More than 50 School Administrative District parents tuned into an Aug. 6 informational session on the district’s school reopening plan.

CUMBERLAND — Face coverings worn all day in class. Two school days a week on campus, the other three learning from home. Keeping 6 feet apart from other students.

These are some of the restrictions established for a return to in-school learning this fall by School Administrative District 51, as well as many other school systems looking to re-open amid the coronavirus pandemic. SAD 51’s procedures for reopening – grades kindergarten to 12 start Sept. 8, and pre-kindergarten Sept. 14 – are detailed at msad51.org.

The Maine Center for Disease Control & Prevention reported that as of Aug. 7, North Yarmouth had 13 cases of the virus that causes COVID-19 of a population of 3,975, Cumberland Center had 33 of a population of 6,595, and Cumberland Foreside had six among a population of 1,569. Soon after SAD 51 closed its schools in March, the district reported three cases at the Mabel I. Wilson elementary school: one student and two staff.

Elias Leggat-Barr, a rising senior at Greely High School in Cumberland, is spending much of his time outside before his return to in-school learning this fall. Courtesy Elias Leggat-Barr

SAD 51’s plan calls for returning students to be split into two groups, with one attending classes Monday and Tuesday, and the other Thursday and Friday. Each group would learn remotely, potentially, via livestream video on the other two days. Both groups would learn from home Wednesdays. Superintendent Jeff Porter said 115 students, out of an anticipated enrollment of 2,175, have opted to continue complete at-home instruction.

Students age 5 and older, as well as educators and staff, are required to wear a mask or face covering in class and on buses, and they are recommended for 4-year-olds. It’s not the ideal way to spend a day, senior Elias Leggat-Barr said, but he sees it as an important compromise in being able to return to some degree of face-to-face instruction.

“I’m in full support of trying, at all costs, to make sure there’s some aspect of in-person learning throughout this year,” he said. “… The value of in-person communication through a class is, I think, truly unparalleled and something that you can’t truly recreate online.”

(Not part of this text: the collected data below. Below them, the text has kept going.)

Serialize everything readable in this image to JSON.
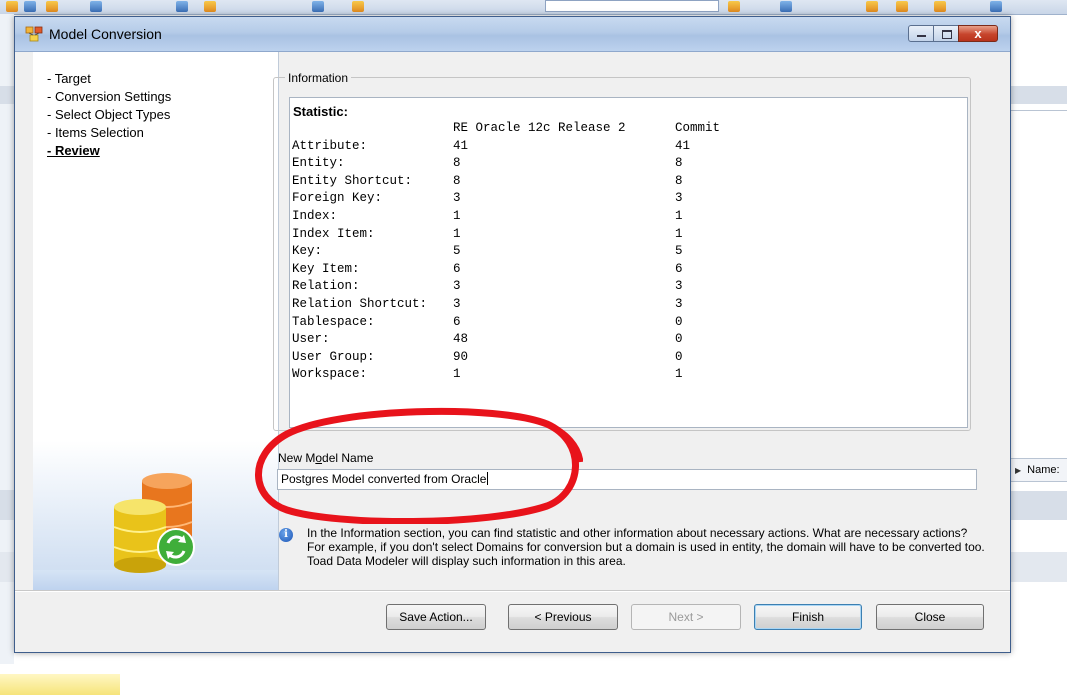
{
  "dialog": {
    "title": "Model Conversion",
    "close_glyph": "x"
  },
  "nav": {
    "items": [
      {
        "label": "- Target"
      },
      {
        "label": "- Conversion Settings"
      },
      {
        "label": "- Select Object Types"
      },
      {
        "label": "- Items Selection"
      },
      {
        "label": "- Review",
        "current": true
      }
    ]
  },
  "information": {
    "legend": "Information",
    "statistic_title": "Statistic:",
    "columns": [
      "",
      "RE Oracle 12c Release 2",
      "Commit"
    ],
    "rows": [
      [
        "Attribute:",
        "41",
        "41"
      ],
      [
        "Entity:",
        "8",
        "8"
      ],
      [
        "Entity Shortcut:",
        "8",
        "8"
      ],
      [
        "Foreign Key:",
        "3",
        "3"
      ],
      [
        "Index:",
        "1",
        "1"
      ],
      [
        "Index Item:",
        "1",
        "1"
      ],
      [
        "Key:",
        "5",
        "5"
      ],
      [
        "Key Item:",
        "6",
        "6"
      ],
      [
        "Relation:",
        "3",
        "3"
      ],
      [
        "Relation Shortcut:",
        "3",
        "3"
      ],
      [
        "Tablespace:",
        "6",
        "0"
      ],
      [
        "User:",
        "48",
        "0"
      ],
      [
        "User Group:",
        "90",
        "0"
      ],
      [
        "Workspace:",
        "1",
        "1"
      ]
    ]
  },
  "new_model": {
    "label": "New Model Name",
    "value": "Postgres Model converted from Oracle"
  },
  "help": {
    "icon_glyph": "i",
    "text": "In the Information section, you can find statistic and other information about necessary actions. What are necessary actions? For example, if you don't select Domains for conversion but a domain is used in entity, the domain will have to be converted too. Toad Data Modeler will display such information in this area."
  },
  "buttons": {
    "save_action": "Save Action...",
    "previous": "< Previous",
    "next": "Next >",
    "finish": "Finish",
    "close": "Close"
  },
  "background": {
    "names_label": "Name:"
  },
  "colors": {
    "annotation": "#e8131b",
    "titlebar": "#b5cbe8",
    "dialog_bg": "#f0f0f0"
  },
  "icons": {
    "app": "model-conversion-app-icon",
    "logo": "database-sync-logo",
    "help": "info-icon"
  }
}
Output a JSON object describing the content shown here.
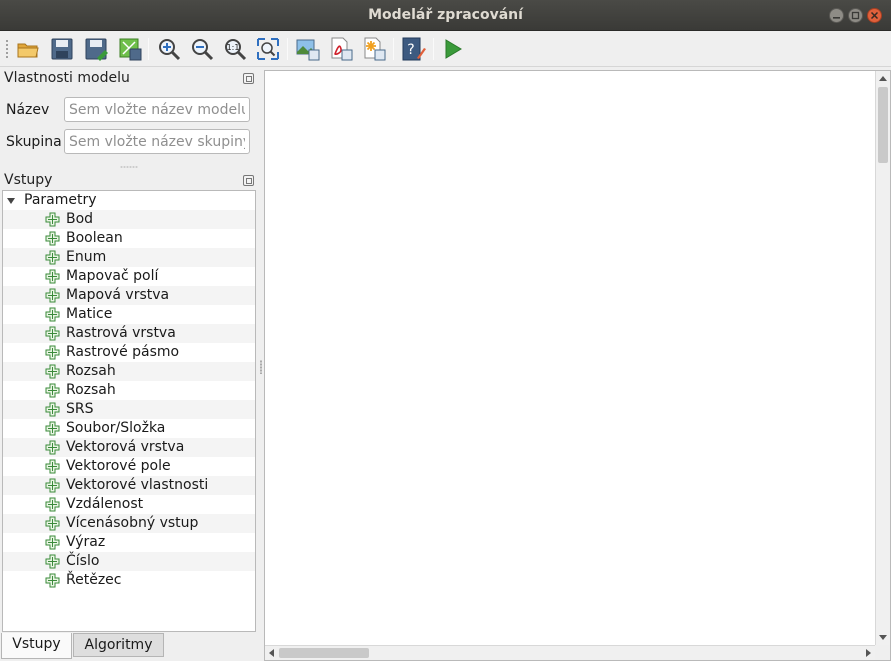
{
  "window": {
    "title": "Modelář zpracování"
  },
  "toolbar": {
    "buttons": [
      {
        "icon": "open-folder-icon"
      },
      {
        "icon": "save-icon"
      },
      {
        "icon": "save-as-icon"
      },
      {
        "icon": "save-to-project-icon"
      },
      {
        "icon": "zoom-in-icon"
      },
      {
        "icon": "zoom-out-icon"
      },
      {
        "icon": "zoom-actual-icon",
        "text": "1:1"
      },
      {
        "icon": "zoom-full-icon"
      },
      {
        "icon": "export-image-icon"
      },
      {
        "icon": "export-pdf-icon"
      },
      {
        "icon": "export-svg-icon"
      },
      {
        "icon": "edit-help-icon"
      },
      {
        "icon": "run-icon"
      }
    ]
  },
  "model_properties": {
    "title": "Vlastnosti modelu",
    "name_label": "Název",
    "name_placeholder": "Sem vložte název modelu",
    "group_label": "Skupina",
    "group_placeholder": "Sem vložte název skupiny"
  },
  "inputs": {
    "title": "Vstupy",
    "root": "Parametry",
    "items": [
      "Bod",
      "Boolean",
      "Enum",
      "Mapovač polí",
      "Mapová vrstva",
      "Matice",
      "Rastrová vrstva",
      "Rastrové pásmo",
      "Rozsah",
      "Rozsah",
      "SRS",
      "Soubor/Složka",
      "Vektorová vrstva",
      "Vektorové pole",
      "Vektorové vlastnosti",
      "Vzdálenost",
      "Vícenásobný vstup",
      "Výraz",
      "Číslo",
      "Řetězec"
    ]
  },
  "tabs": {
    "inputs": "Vstupy",
    "algorithms": "Algoritmy"
  },
  "colors": {
    "titlebar": "#3c3b37",
    "close": "#e0603b",
    "accent_green": "#3a9a3a"
  }
}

The plan isn’t perfect, Leggat-Barr acknowledged, but is “the best possible way” to keep students safe and, through halved class sizes, allow for safe distancing between students, “while trying to still create an engaging learning environment.”

He noted that it could be difficult to wear a mask all day, particularly for younger students, “but clearly the science shows that wearing a mask greatly decreases anyone’s risk of passing on COVID if they have it.”

Peter Segal was one of more than 50 parents who tuned into an Aug. 6 online informational meeting about SAD 51’s re-entry plan. With parents being the ones responsible for ensuring their children are healthy before sending them to school, he questioned why there is no process in place for staff to take students’ temperatures as they enter classrooms.

Porter said the district’s physician questioned the accuracy and time consumption of swift mass testing. A student who does exhibit symptoms will be immediately sent to the school nurse, who will quickly follow up with that youth’s family, the superintendent said.

“We’re probably going to be a little more vigilant than you expect at the beginning of the year for a few weeks,” Porter said, noting that a nurse has been added at both the elementary and middle schools due to an anticipated increase in activity in those offices. “… We’re just being very proactive and cautious right now.”

If a COVID-19 case emerges in a classroom this fall, the school district could send students and teachers from that classroom, or the wing around that room, home for a few days, Porter said. In a more dire circumstance, a “dramatic drop in student attendance across the board” could shut the district down, he said.

George Spino said he has three children in SAD 51 schools, one of whom has asthma. He questioned whether his son would be “ostracized from the school, and every time he coughs, get sent to the COVID ward.” Spino also said another son has issues with speech and making eye contact, and is worried that his development will be hurt by everyone wearing masks.

The father also expressed concern about the emotional developmental impact on incoming kindergartners, who will have to keep distant from teachers and other students.

Porter assured Spino that nurses and teachers will be apprised of students’ health conditions, and teachers of younger students may be wearing clear masks to allow those pupils to see the instructor’s mouth and facial expressions. Speech language clinicians and English as a Second Language teachers will wear clear masks, Porter said.

Praising the dedication of SAD 51’s kindergarten teachers, the superintendent said, “I know they will find ways to nurture the kids.”